El precio cambiar cerradura no es una cifra única: depende del tipo de cerradura, de la hora a la que llames y de lo que el cerrajero se encuentre al llegar. Cambiar una cerradura suena a trabajo sencillo hasta que hay que decidir cuánto vale, y la respuesta larga merece unos minutos.
Qué mueve el precio antes de que suene el teléfono
El primer factor es el propio servicio. Un cambio de cerradura implica desmontar la antigua, limpiar el hueco e instalar la nueva con el cilindro y el pestillo ajustados; ese trabajo suele resolverse en una o dos horas, según el estado del hueco donde va montada. Cuanto más limpio esté ese hueco al llegar el cerrajero, menos tiempo se necesita, y el tiempo es la variable que más pesa en cualquier presupuesto de cerrajería.
El segundo factor es el momento del día. Una llamada a media tarde entra en la franja diurna; la misma llamada a las tres de la madrugada entra en la nocturna, con un ajuste distinto. Tiene una razón práctica: implica sacar a alguien de su horario normal para atenderte al momento.

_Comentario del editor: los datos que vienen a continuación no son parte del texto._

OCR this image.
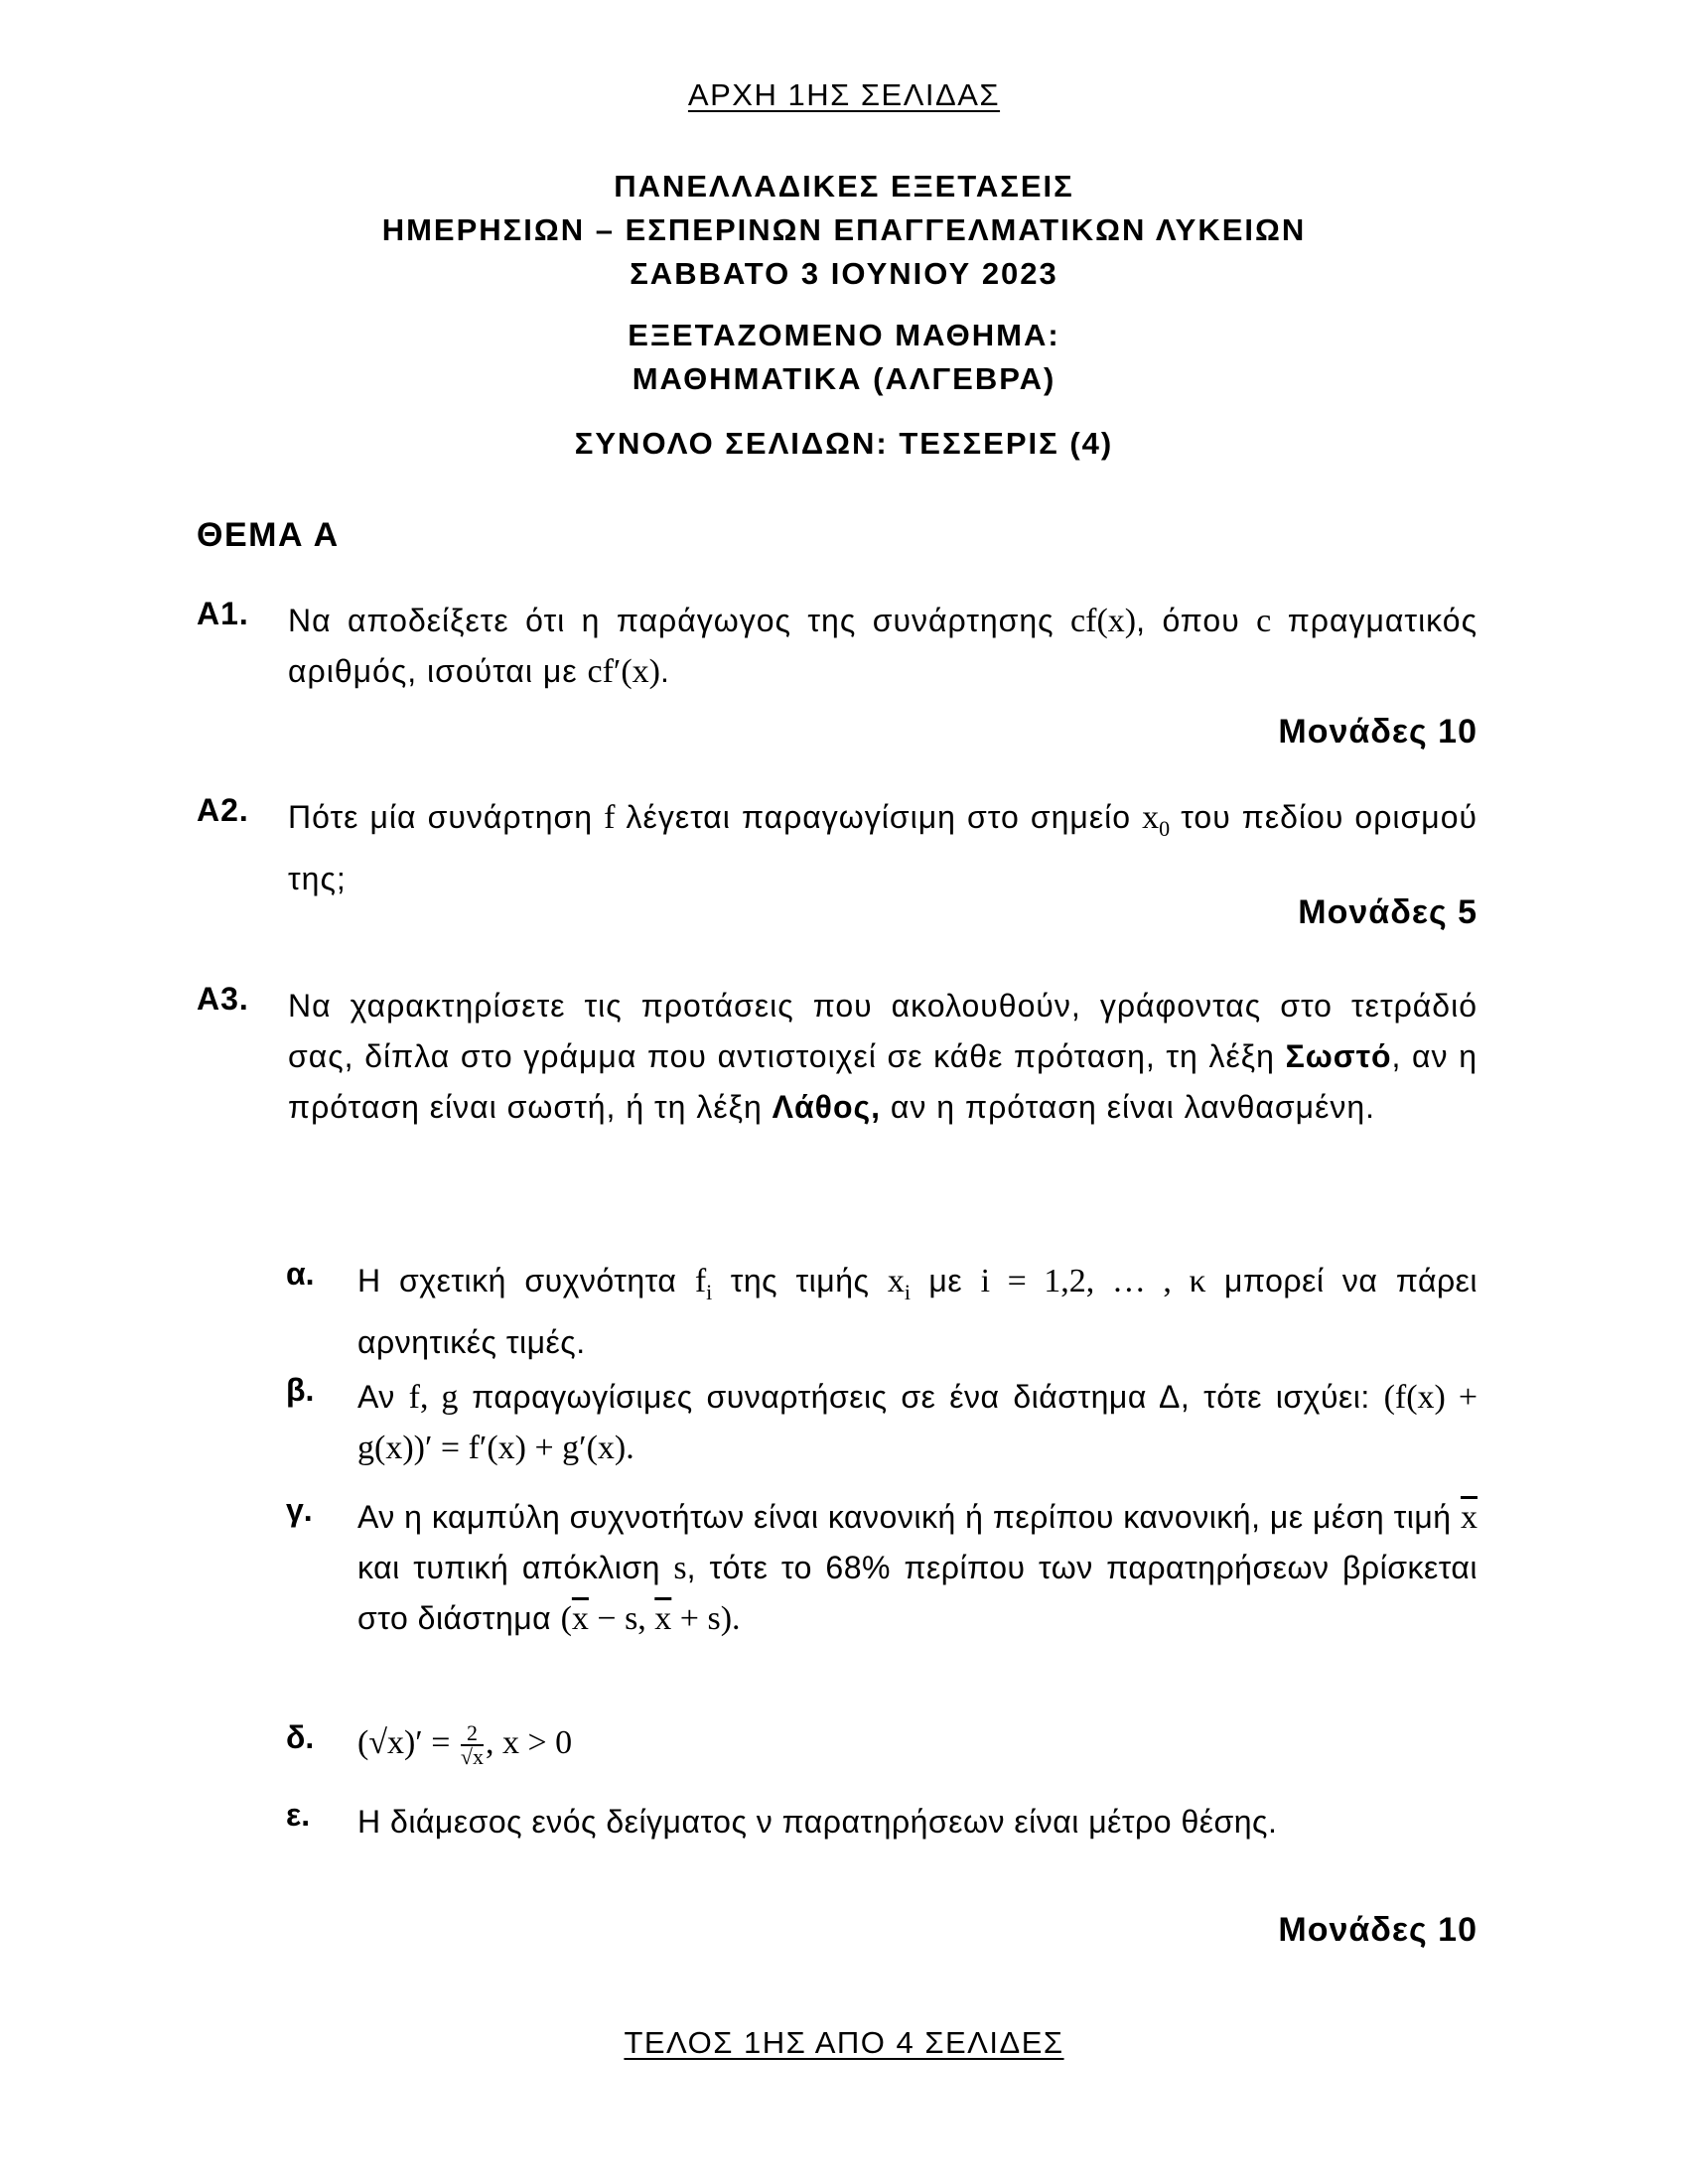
ΑΡΧΗ 1ΗΣ ΣΕΛΙΔΑΣ
ΠΑΝΕΛΛΑΔΙΚΕΣ ΕΞΕΤΑΣΕΙΣ
ΗΜΕΡΗΣΙΩΝ – ΕΣΠΕΡΙΝΩΝ ΕΠΑΓΓΕΛΜΑΤΙΚΩΝ ΛΥΚΕΙΩΝ
ΣΑΒΒΑΤΟ 3 ΙΟΥΝΙΟΥ 2023
ΕΞΕΤΑΖΟΜΕΝΟ ΜΑΘΗΜΑ:
ΜΑΘΗΜΑΤΙΚΑ (ΑΛΓΕΒΡΑ)
ΣΥΝΟΛΟ ΣΕΛΙΔΩΝ: ΤΕΣΣΕΡΙΣ (4)
ΘΕΜΑ Α
Α1. Να αποδείξετε ότι η παράγωγος της συνάρτησης cf(x), όπου c πραγματικός αριθμός, ισούται με cf′(x).
Μονάδες 10
Α2. Πότε μία συνάρτηση f λέγεται παραγωγίσιμη στο σημείο $x_0$ του πεδίου ορισμού της;
Μονάδες 5
Α3. Να χαρακτηρίσετε τις προτάσεις που ακολουθούν, γράφοντας στο τετράδιό σας, δίπλα στο γράμμα που αντιστοιχεί σε κάθε πρόταση, τη λέξη Σωστό, αν η πρόταση είναι σωστή, ή τη λέξη Λάθος, αν η πρόταση είναι λανθασμένη.
α. Η σχετική συχνότητα $f_i$ της τιμής $x_i$ με i = 1,2, … , κ μπορεί να πάρει αρνητικές τιμές.
β. Αν f, g παραγωγίσιμες συναρτήσεις σε ένα διάστημα Δ, τότε ισχύει: (f(x) + g(x))′ = f′(x) + g′(x).
γ. Αν η καμπύλη συχνοτήτων είναι κανονική ή περίπου κανονική, με μέση τιμή $\overline{x}$ και τυπική απόκλιση s, τότε το 68% περίπου των παρατηρήσεων βρίσκεται στο διάστημα ($\overline{x} - s$, $\overline{x} + s$).
δ. $(√x)' = \frac{2}{√x}$ , x > 0
ε. Η διάμεσος ενός δείγματος ν παρατηρήσεων είναι μέτρο θέσης.
Μονάδες 10
ΤΕΛΟΣ 1ΗΣ ΑΠΟ 4 ΣΕΛΙΔΕΣ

Lo que encarece un cambio concreto
Dos cosas suelen subir el presupuesto por encima de lo esperado. Una cerradura antipánico o reforzada lleva más piezas y más ajuste que una convencional. Y un hueco que no es estándar —una puerta antigua, un marco reformado a medias— obliga a adaptar la cerradura nueva en vez de encajarla sin más. Si tu puerta lleva años sin tocarse, conviene contar con que aparezca alguna sorpresa de este tipo.
Cómo pedir el presupuesto sin llevarte sorpresas
Pide siempre que te confirmen el precio después de ver la cerradura, no antes. Una cifra cerrada por teléfono, sin que nadie haya mirado tu puerta, suele ser la antesala de un recargo de última hora cuando el cerrajero ya está delante. Las horquillas orientativas de mercado, por franja horaria y actualizadas con su fecha, están en la página de precios; ahí se ve qué rango es razonable antes de pedir cita.
Cuándo cambiar la cerradura entera y cuándo basta con el bombín
Si el problema es solo el cilindro —una llave que ha dejado de copiarse, un cerrojo que gira con esfuerzo—, cambiar únicamente el bombín suele resolverlo sin tocar el resto del conjunto, y ese trabajo más corto también pesa menos en el precio cambiar cerradura frente a hacer el cambio completo. La cerradura completa se cambia cuando está rota, cuando la seguridad se ha quedado corta o cuando llega al final de su vida útil. El servicio de cambio de cerradura detalla qué incluye cada caso y qué queda fuera, como el suministro de la cerradura nueva, que corre por tu cuenta.
Qué entra en la factura, además del cambio en sí
Una factura de cerrajería honesta separa el desplazamiento, la mano de obra, el material que haya hecho falta y el IVA, cada uno por su lado. Cuando esas cuatro partidas van desglosadas, se puede comprobar qué se ha pagado exactamente; cuando la factura es una sola línea con un total y nada más, no hay forma de reclamar si algo falla después del cambio.
Qué preguntar antes de decir que sí
Antes de confirmar la cita, dos preguntas evitan sorpresas: si el precio que te dan es orientativo o ya en firme, y si incluye el desplazamiento o se cobra aparte. La cifra en firme solo llega después de que el cerrajero vea la cerradura y el estado del hueco; cualquier precio cerrado por teléfono, sin haber mirado tu puerta, es una estimación que puede cambiar al llegar.